Author Interviews, HIV, Johns Hopkins, Kidney Disease / 06.01.2015
Black HIV Patients Have Greater Risk of Kidney Disease
MedicalResearch.com Interview with:
Alison G Abraham PhD
Associate Scientist
Department of Epidemiology
Johns Hopkins Bloomberg School of Public Health
Medical Research: What was the motivation for this study?
Dr. Abraham: HIV-infected individuals are at higher risk for kidney dysfunction compared to the general population. Prior to effective antiretroviral therapy, very aggressive forms of kidney disease were described primarily among black HIV-infected individuals. While effective therapy and increasing viral suppression rates have made HIV-associated nephropathy rare, some of these same drugs have nephrotoxic effects. In addition, the reduction in AIDS and mortality has led to HIV-infected individuals living long enough to experience age-related chronic diseases, which are also risk factors for kidney disease and end-stage renal disease. Thus we wanted to know how these competing forces were affecting end-stage renal disease risk in the well-treated HIV-infected North American population over time. Are we seeing more ESRD as a result of nephrotoxic drugs and chronic disease, or less ESRD as a result of better viral suppression and large reductions in HIV-associated nephropathy?
Medical Research: What are the main findings?

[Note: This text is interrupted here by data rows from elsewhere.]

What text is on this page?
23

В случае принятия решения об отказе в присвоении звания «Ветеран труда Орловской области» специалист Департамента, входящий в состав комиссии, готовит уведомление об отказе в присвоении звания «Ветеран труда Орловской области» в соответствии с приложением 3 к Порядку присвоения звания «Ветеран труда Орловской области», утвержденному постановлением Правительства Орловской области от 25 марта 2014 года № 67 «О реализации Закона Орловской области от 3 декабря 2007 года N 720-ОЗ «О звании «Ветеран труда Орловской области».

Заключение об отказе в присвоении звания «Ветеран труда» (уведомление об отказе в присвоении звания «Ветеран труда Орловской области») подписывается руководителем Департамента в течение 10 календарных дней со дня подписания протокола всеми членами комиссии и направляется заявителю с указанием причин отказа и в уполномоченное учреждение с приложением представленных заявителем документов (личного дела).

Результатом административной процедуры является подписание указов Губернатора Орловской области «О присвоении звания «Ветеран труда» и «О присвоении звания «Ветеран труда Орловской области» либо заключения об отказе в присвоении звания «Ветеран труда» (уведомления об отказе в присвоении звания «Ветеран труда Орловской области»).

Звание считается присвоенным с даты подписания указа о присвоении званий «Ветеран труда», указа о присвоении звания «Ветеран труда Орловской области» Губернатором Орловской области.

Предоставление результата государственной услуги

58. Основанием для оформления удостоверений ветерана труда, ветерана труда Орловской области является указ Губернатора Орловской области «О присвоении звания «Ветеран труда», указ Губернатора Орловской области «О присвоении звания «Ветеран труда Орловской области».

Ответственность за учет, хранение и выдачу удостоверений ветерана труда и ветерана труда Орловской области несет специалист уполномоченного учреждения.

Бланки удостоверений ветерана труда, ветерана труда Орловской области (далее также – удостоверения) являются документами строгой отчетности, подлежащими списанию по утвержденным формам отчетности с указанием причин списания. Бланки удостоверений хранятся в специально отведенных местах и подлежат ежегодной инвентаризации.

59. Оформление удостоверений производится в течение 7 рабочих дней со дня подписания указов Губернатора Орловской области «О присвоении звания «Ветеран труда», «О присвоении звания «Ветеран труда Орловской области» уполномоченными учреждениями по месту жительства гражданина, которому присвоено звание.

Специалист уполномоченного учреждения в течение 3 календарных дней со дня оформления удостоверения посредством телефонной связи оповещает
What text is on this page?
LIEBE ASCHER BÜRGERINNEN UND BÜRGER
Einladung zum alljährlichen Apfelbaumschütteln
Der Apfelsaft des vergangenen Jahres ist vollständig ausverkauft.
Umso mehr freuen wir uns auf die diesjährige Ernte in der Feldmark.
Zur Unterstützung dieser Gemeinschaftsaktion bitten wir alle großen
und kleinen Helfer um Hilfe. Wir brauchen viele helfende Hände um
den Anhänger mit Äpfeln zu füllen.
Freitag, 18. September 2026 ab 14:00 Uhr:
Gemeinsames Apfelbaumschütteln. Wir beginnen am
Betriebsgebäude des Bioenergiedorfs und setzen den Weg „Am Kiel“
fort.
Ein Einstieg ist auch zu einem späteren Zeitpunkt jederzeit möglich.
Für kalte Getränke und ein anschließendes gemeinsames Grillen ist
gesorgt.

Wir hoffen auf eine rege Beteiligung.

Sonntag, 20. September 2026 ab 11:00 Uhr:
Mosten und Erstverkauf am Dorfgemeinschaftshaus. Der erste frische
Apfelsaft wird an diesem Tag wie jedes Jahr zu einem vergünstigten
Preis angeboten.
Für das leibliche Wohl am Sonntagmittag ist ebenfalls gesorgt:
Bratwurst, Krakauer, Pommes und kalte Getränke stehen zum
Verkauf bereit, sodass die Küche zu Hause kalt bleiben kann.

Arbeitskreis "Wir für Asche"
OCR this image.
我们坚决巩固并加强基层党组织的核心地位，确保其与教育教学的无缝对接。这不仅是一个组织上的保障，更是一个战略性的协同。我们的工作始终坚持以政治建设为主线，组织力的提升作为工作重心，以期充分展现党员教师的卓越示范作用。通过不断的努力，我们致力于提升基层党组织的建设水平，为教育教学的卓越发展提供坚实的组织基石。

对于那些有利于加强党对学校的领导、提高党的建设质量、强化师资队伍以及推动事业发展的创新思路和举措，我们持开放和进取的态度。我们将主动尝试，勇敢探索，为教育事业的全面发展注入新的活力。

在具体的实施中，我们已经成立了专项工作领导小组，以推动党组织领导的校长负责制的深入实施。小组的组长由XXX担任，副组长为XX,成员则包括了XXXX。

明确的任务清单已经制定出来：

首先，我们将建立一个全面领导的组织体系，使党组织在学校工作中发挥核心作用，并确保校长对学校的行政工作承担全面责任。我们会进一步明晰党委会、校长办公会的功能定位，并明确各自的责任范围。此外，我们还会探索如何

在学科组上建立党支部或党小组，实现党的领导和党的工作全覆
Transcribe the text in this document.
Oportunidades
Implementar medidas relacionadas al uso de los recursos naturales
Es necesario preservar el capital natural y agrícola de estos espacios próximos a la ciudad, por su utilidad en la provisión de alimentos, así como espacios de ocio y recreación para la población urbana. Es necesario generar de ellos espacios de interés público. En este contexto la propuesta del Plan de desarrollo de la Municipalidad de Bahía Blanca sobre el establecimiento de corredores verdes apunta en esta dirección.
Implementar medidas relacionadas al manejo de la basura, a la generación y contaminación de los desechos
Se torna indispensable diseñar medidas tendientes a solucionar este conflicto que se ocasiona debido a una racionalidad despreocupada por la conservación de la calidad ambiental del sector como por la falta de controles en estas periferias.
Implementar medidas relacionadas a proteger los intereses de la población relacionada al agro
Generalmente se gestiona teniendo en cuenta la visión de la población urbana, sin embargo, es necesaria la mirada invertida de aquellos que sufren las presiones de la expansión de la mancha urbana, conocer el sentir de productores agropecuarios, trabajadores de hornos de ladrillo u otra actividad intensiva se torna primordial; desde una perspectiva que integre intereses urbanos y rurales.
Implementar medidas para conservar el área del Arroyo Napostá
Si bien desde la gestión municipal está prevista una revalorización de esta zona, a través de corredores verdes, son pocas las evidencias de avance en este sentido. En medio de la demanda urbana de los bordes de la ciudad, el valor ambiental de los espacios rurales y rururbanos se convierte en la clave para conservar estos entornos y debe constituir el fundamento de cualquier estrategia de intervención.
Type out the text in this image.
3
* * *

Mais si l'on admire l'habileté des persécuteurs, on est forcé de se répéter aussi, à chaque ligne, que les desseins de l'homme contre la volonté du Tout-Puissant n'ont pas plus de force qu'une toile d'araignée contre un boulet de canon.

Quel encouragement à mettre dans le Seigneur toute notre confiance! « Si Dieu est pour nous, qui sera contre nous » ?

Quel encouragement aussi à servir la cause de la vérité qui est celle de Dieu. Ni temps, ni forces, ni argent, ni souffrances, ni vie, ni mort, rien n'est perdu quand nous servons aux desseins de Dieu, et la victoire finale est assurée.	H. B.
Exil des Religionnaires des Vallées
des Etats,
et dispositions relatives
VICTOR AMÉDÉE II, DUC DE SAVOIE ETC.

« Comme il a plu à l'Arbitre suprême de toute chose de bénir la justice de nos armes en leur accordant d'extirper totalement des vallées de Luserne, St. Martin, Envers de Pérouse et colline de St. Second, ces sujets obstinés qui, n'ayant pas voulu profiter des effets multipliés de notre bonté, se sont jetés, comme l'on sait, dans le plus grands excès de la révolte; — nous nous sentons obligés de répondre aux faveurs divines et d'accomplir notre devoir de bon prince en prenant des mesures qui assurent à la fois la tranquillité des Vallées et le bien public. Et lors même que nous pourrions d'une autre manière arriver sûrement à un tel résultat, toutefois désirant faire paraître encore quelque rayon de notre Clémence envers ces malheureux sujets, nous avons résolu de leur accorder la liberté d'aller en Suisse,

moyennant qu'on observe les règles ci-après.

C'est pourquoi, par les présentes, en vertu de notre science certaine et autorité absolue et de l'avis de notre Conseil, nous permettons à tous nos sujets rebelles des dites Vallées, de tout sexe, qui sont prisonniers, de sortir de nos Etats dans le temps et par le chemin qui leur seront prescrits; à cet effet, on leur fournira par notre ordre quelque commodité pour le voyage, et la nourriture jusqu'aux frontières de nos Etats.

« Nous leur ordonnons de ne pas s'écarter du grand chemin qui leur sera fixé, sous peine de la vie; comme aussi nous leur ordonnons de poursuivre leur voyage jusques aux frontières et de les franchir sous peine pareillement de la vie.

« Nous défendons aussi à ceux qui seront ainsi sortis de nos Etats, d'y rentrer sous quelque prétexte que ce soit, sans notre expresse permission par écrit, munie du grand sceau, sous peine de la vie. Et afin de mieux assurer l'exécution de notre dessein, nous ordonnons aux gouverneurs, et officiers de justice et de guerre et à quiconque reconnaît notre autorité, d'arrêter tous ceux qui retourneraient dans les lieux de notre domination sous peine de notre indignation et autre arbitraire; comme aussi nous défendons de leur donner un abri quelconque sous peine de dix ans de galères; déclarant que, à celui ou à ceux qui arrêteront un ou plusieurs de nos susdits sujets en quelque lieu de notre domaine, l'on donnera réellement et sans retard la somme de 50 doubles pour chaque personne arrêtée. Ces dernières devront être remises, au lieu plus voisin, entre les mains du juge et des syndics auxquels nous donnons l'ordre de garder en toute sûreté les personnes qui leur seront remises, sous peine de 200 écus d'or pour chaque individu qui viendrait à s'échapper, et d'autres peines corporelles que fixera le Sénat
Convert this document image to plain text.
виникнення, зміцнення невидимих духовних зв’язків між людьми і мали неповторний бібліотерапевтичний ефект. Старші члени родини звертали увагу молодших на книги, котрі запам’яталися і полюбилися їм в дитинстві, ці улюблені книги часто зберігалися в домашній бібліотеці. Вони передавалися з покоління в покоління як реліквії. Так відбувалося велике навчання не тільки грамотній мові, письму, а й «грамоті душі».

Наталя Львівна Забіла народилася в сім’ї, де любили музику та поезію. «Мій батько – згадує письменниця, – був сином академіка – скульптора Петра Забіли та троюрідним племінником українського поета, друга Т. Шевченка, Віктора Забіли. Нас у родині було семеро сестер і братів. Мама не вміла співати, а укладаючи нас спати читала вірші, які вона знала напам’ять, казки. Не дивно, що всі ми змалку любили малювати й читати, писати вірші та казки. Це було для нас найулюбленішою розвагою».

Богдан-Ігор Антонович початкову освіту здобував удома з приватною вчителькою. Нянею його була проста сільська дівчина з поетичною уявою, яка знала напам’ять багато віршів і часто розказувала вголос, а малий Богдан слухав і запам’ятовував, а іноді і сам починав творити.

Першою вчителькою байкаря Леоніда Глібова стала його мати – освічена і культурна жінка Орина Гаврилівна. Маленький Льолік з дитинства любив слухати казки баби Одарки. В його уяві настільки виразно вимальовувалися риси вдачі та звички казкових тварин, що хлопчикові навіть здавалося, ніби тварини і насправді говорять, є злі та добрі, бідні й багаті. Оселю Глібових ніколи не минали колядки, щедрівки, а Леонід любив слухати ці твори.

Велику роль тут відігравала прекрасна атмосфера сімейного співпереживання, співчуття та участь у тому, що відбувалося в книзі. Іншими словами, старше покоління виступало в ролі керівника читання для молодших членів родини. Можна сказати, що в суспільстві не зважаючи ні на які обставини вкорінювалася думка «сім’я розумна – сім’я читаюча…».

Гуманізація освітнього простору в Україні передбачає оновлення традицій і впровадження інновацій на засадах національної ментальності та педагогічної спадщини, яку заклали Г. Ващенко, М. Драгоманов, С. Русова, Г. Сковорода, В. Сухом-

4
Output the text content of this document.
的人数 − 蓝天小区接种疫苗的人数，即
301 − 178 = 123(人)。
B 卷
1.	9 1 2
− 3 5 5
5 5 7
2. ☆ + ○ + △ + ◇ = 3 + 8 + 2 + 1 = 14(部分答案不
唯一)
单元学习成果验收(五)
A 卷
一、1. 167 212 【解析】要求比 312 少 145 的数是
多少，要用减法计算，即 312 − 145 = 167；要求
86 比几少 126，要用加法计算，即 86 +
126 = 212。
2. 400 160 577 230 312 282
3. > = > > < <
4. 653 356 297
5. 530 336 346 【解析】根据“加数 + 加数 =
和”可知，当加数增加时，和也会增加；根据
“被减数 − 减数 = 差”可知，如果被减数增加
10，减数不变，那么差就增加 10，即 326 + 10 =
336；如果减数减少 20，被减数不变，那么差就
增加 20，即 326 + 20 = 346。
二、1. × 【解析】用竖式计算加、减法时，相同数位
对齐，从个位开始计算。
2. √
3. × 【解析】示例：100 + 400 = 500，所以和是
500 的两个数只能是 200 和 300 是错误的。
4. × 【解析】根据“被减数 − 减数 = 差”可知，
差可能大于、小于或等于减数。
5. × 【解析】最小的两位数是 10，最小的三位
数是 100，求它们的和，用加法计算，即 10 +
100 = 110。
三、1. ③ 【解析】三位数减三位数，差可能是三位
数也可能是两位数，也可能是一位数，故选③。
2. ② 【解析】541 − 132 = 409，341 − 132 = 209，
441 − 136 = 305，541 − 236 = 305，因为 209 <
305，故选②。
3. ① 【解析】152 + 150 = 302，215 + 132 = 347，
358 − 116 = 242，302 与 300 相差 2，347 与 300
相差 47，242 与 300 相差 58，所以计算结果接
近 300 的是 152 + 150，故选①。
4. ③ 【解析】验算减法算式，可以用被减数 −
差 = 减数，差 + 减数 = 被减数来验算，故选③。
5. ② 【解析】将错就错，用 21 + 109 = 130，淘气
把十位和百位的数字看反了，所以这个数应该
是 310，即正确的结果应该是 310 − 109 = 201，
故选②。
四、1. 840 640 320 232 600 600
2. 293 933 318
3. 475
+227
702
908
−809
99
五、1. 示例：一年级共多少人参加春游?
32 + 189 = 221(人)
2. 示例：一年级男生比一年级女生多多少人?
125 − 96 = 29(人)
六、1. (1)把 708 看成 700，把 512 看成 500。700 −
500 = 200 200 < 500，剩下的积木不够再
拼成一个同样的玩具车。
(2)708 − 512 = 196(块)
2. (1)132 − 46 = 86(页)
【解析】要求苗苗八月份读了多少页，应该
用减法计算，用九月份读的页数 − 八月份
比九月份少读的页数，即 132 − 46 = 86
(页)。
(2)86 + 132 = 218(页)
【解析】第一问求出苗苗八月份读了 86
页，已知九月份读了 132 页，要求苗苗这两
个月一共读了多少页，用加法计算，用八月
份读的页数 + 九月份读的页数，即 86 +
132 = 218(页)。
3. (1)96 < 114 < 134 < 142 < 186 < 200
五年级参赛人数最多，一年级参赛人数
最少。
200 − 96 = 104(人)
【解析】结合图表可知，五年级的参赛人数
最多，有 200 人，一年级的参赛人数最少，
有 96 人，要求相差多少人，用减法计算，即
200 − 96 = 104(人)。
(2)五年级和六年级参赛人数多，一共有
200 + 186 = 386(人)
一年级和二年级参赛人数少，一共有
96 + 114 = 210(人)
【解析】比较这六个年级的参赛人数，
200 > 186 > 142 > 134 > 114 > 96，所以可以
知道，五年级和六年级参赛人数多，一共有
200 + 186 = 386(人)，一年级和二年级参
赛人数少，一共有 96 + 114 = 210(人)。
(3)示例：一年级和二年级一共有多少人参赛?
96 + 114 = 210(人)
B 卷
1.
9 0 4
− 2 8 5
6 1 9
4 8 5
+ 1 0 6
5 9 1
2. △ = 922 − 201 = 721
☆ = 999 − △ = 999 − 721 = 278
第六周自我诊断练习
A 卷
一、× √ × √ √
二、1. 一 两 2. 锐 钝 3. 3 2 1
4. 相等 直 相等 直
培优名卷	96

Dr. Abraham: We found that end stage renal disease rates have been steadily falling over the past 10 years coincident with notable improvements in viral suppression prevalence. However a large racial discrepancy in ESRD risk has persisted even though HIV-associated nephropathy cases are now rare. While ESRD cases among blacks in our study tended to have higher viral loads and lower CD4 counts compared to non-black ESRD cases, suggesting less effective HIV treatment, we found that the racial discrepancy in ESRD risk persisted even among the well-suppressed subset, i.e. those who had undetectable viral loads for 90% of their follow-up time.